DuPont Co. (DD), the No. 2 U.S. chemical company, on Tuesday posted sharply lower fourth-quarter earnings and warned that profit in the current period would be down on hurricane-related plant closures and higher input costs.

The company, whose shares fell 1.4 percent, said first-quarter profit would be about 70 cents per share, down from 96 cents a year earlier and below Wall Street estimates of $1. It cited lower volumes of crop protection chemicals, high energy prices and reduced production after hurricane damage.

Fourth-quarter profit fell to $153 million, or 16 cents a share, from $278 million, or 28 cents a share, a year earlier.

Excluding items, the company reported earnings of 13 cents a share.

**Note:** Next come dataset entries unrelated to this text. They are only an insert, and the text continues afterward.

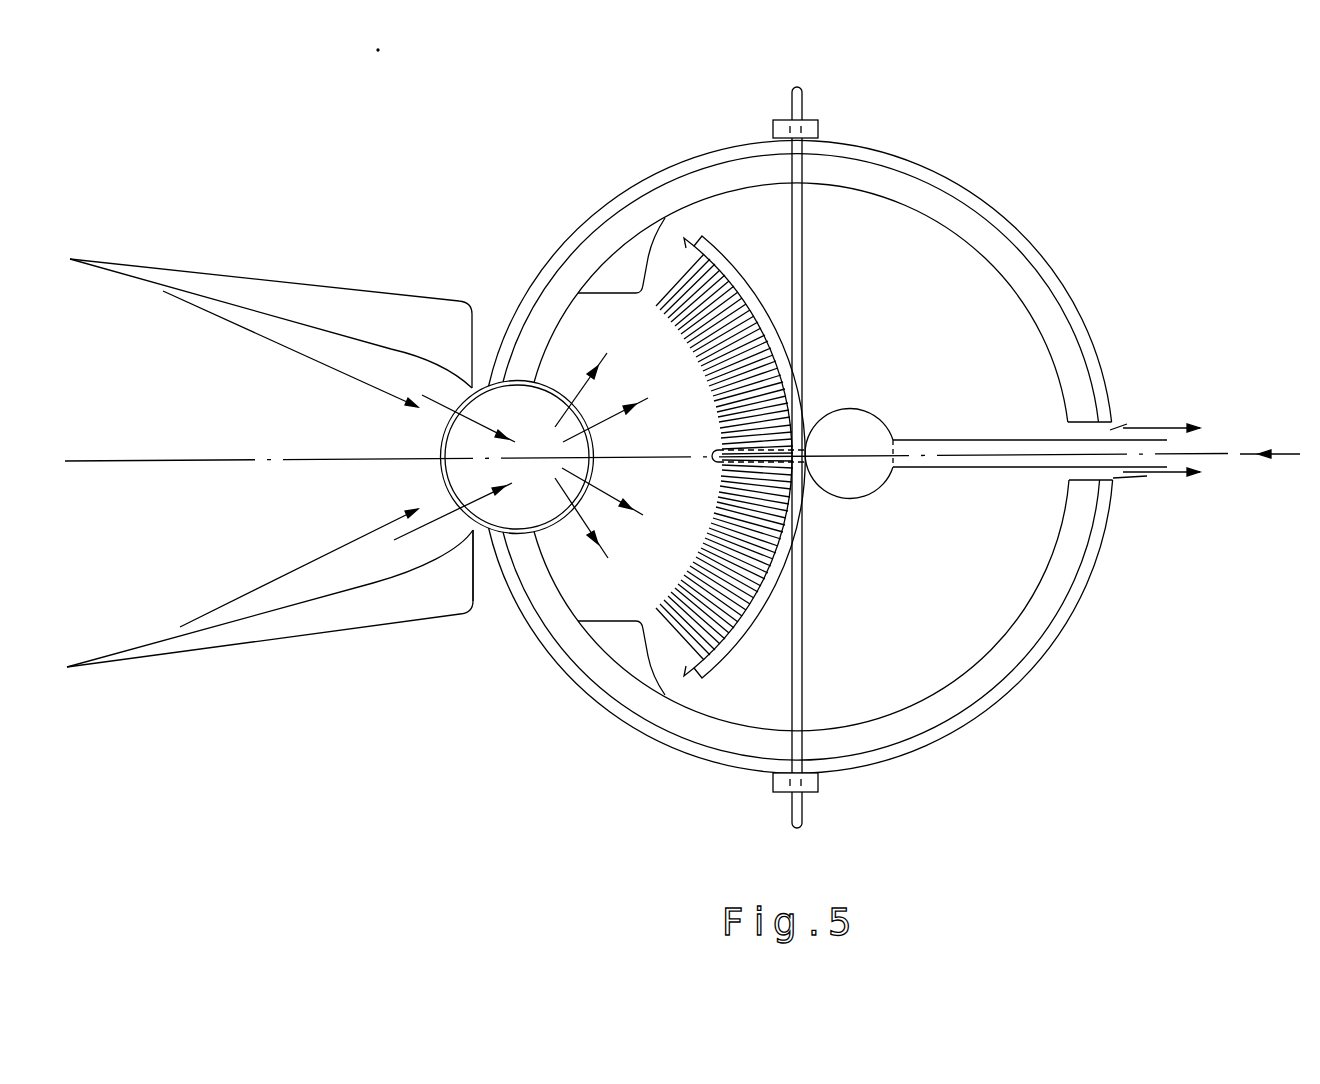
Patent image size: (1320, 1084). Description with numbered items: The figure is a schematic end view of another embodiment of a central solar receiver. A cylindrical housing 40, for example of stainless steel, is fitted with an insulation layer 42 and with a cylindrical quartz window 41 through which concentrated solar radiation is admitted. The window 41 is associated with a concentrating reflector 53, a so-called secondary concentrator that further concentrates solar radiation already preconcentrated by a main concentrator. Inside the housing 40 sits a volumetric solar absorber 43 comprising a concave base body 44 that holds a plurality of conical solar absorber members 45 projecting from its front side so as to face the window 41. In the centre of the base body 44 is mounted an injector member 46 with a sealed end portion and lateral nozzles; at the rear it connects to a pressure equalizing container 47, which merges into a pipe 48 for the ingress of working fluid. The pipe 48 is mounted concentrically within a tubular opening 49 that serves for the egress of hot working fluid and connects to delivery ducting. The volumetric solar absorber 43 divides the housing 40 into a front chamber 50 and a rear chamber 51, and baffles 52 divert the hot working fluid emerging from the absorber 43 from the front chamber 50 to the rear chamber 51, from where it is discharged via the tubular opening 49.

The cylindrical housing 40 is at (938, 168).
The cylindrical quartz window 41 is at (491, 585).
The insulation layer 42 is at (965, 680).
The volumetric solar absorber 43 is at (788, 386).
The concave base body 44 is at (723, 267).
The conical solar absorber members 45 is at (712, 393).
The injector member 46 is at (717, 458).
The pressure equalizing container 47 is at (872, 473).
The pipe 48 is at (997, 458).
The tubular opening 49 is at (1133, 420).
The front chamber 50 is at (583, 587).
The rear chamber 51 is at (1010, 578).
The baffles 52 is at (618, 277).
The concentrating reflector 53 is at (385, 612).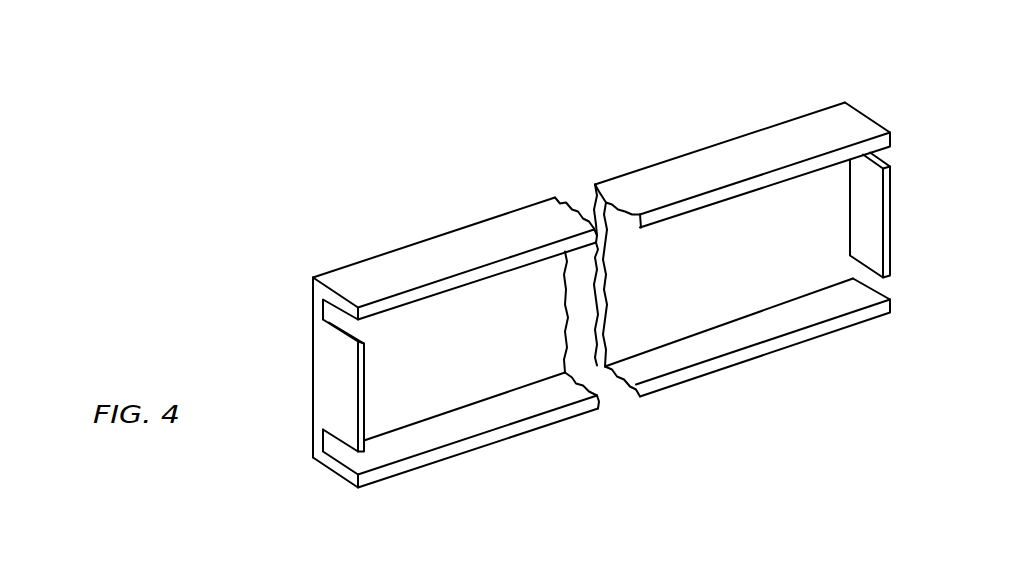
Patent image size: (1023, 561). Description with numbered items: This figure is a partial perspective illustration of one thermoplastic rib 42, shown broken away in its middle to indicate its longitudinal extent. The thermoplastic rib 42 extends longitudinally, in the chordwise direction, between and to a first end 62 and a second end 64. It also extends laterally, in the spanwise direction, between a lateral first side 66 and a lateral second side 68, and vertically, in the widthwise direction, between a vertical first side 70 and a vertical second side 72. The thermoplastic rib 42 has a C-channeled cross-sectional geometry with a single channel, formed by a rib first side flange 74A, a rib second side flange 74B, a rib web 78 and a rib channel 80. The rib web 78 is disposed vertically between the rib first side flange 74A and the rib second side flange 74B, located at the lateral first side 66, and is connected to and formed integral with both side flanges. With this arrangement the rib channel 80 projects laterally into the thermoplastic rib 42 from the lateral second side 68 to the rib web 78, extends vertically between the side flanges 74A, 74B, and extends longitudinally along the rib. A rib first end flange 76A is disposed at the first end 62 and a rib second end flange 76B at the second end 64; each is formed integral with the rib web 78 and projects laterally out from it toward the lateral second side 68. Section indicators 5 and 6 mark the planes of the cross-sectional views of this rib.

The thermoplastic rib 42 is at (615, 284).
The first end 62 is at (312, 318).
The second end 64 is at (857, 270).
The lateral first side 66 is at (311, 440).
The lateral second side 68 is at (425, 468).
The vertical first side 70 is at (367, 268).
The vertical second side 72 is at (332, 477).
The rib first side flange 74A is at (465, 256).
The rib second side flange 74B is at (502, 452).
The rib first end flange 76A is at (338, 370).
The rib second end flange 76B is at (907, 173).
The rib web 78 is at (818, 265).
The rib channel 80 is at (708, 298).
The section line 5- 5 is at (768, 235).
The section line 6- 6 is at (603, 356).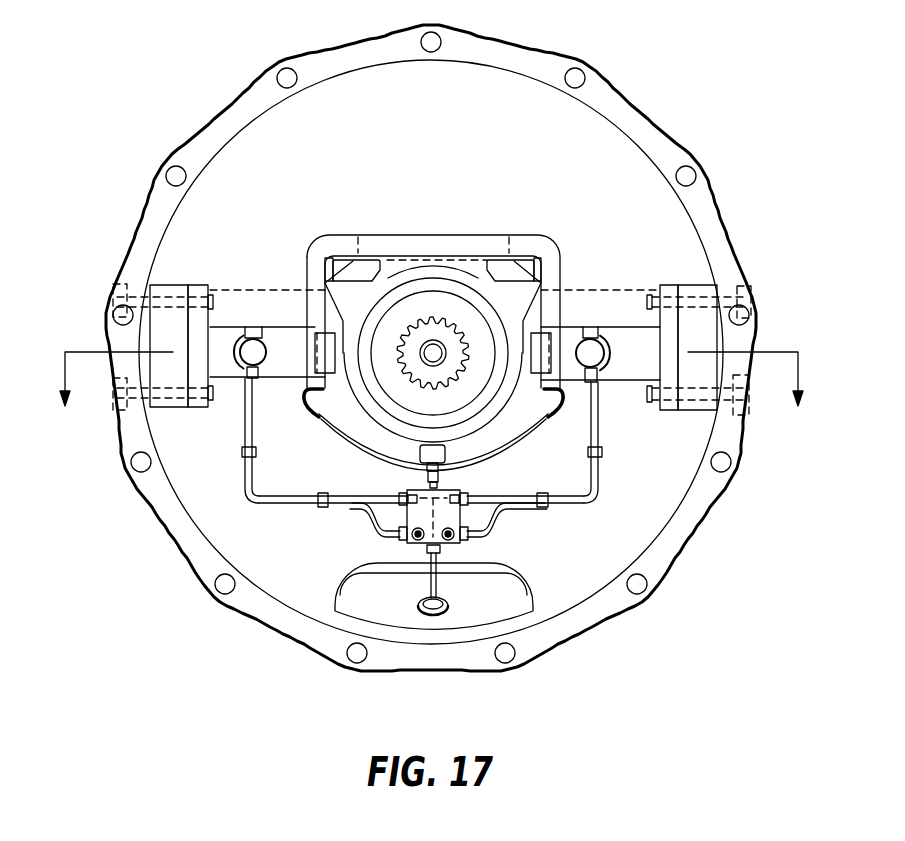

On that, basis analysts on average had forecast earnings of 10 cents a share, according to Reuters Estimates, in line with DuPont's outlook earlier this month.

DuPont warned in October and again in January that profit in the fourth quarter would be lower than expected. The company has struggled with plant closures after damage from Hurricanes Katrina and Rita in August and September.

Production cuts as well as weak sales and higher costs have also hurt. Prices for natural gas, a key ingredient in chemicals, hit a record during the quarter.

Still, shares of DuPont, a component of the Dow Jones industrial average, rose about 9 percent in the fourth quarter, mirroring the rise in the Standard & Poor's chemicals index.

In trading before the market opened, DuPont shares fell 55 cents to $39 on the Inet electronic brokerage system.

DuPont said its DeLisle titanium dioxide plant in Louisiana, which was damaged by Hurricane Katrina, is not likely to resume full operations until April.